OPINION: On Friday afternoon, I walked through the middle of Queenstown and I started to cry.
I cried because as I was walking along the streets of our beautiful, culturally-diverse town, a couple of hours up the road from my home, 50 of our people were mercilessly gunned down as they prayed.
As I walked, I could see the news was starting to trickle through – faces all around me showing the same shocked disbelief I was feeling, as they stared intently at their phone screens.
And if I, a white, agnostic woman was feeling scared and horrified, I can’t even begin to comprehend what others were going through.
I’m also a Cantabrian. After seeing the devastation and awful aftermath of the earthquakes, this felt like another blow to a city that’s already suffered more than its fair share.
But this wasn’t an unavoidable natural disaster. This was someone who made a deliberate, conscious decision to inflict misery and hatred on Muslims.
It felt like I’d been sucker-punched. This doesn’t happen here. This isn’t us.
But, reflecting on it now, I think maybe I just didn’t want to believe this could be us.
It’s not like we haven’t seen it before, albeit in far less horrific circumstances.

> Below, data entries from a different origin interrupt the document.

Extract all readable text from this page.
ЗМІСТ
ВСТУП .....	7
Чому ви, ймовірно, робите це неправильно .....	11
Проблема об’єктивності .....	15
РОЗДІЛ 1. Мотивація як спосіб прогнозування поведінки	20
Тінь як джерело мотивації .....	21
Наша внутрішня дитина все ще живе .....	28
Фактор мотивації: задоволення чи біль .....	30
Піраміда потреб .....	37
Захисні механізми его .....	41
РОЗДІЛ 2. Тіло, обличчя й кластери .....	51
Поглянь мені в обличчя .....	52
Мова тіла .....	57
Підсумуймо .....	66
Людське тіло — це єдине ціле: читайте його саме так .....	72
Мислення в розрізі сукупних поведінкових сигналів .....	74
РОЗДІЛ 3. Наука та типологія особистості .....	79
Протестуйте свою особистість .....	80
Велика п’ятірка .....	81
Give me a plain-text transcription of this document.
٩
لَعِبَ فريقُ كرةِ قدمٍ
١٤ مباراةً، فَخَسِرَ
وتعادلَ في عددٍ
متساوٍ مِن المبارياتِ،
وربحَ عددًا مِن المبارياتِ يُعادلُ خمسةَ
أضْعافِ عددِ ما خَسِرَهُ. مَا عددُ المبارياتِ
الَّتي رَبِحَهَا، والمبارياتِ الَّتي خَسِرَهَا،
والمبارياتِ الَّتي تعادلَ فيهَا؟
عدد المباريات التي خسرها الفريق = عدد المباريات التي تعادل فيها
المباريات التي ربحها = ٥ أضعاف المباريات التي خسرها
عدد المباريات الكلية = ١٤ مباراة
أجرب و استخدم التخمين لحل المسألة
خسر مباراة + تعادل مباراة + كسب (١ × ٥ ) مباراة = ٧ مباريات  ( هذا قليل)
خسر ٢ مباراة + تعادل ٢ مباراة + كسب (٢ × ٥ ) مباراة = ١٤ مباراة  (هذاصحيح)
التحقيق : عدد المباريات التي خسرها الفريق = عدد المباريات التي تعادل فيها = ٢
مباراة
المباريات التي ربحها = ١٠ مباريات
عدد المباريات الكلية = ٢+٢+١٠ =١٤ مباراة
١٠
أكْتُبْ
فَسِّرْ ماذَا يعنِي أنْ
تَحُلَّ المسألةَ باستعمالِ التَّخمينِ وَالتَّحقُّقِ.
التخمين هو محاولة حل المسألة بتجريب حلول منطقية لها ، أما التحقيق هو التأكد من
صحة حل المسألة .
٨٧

It’s in the racist comments from drunk idiots that spark bar fights here in Queenstown.
It’s in the skinheads I saw as a kid, in their camo gear and boots, striding around Christchurch like they owned it.
It’s in the Facebook posts from self-proclaimed nationalists I tutted and shook my head at, back home in Timaru.
It’s in the gun lobby – I didn’t even know we HAD a gun lobby – that is pushing back against moves to tighten our gun laws in the wake of a mass shooting.
And it’s in all of us, myself included, who have failed to call out casual racism from friends, family, or colleagues.
Maybe this is us, at least a little bit. But it doesn’t have to be.
We have to own this, and we have to do better – for people like the preschooler whose future was stolen, for the man who was killed trying to shield another person from bullets, and for everyone who still believes they can come to our little country at the bottom of the world and make a better life.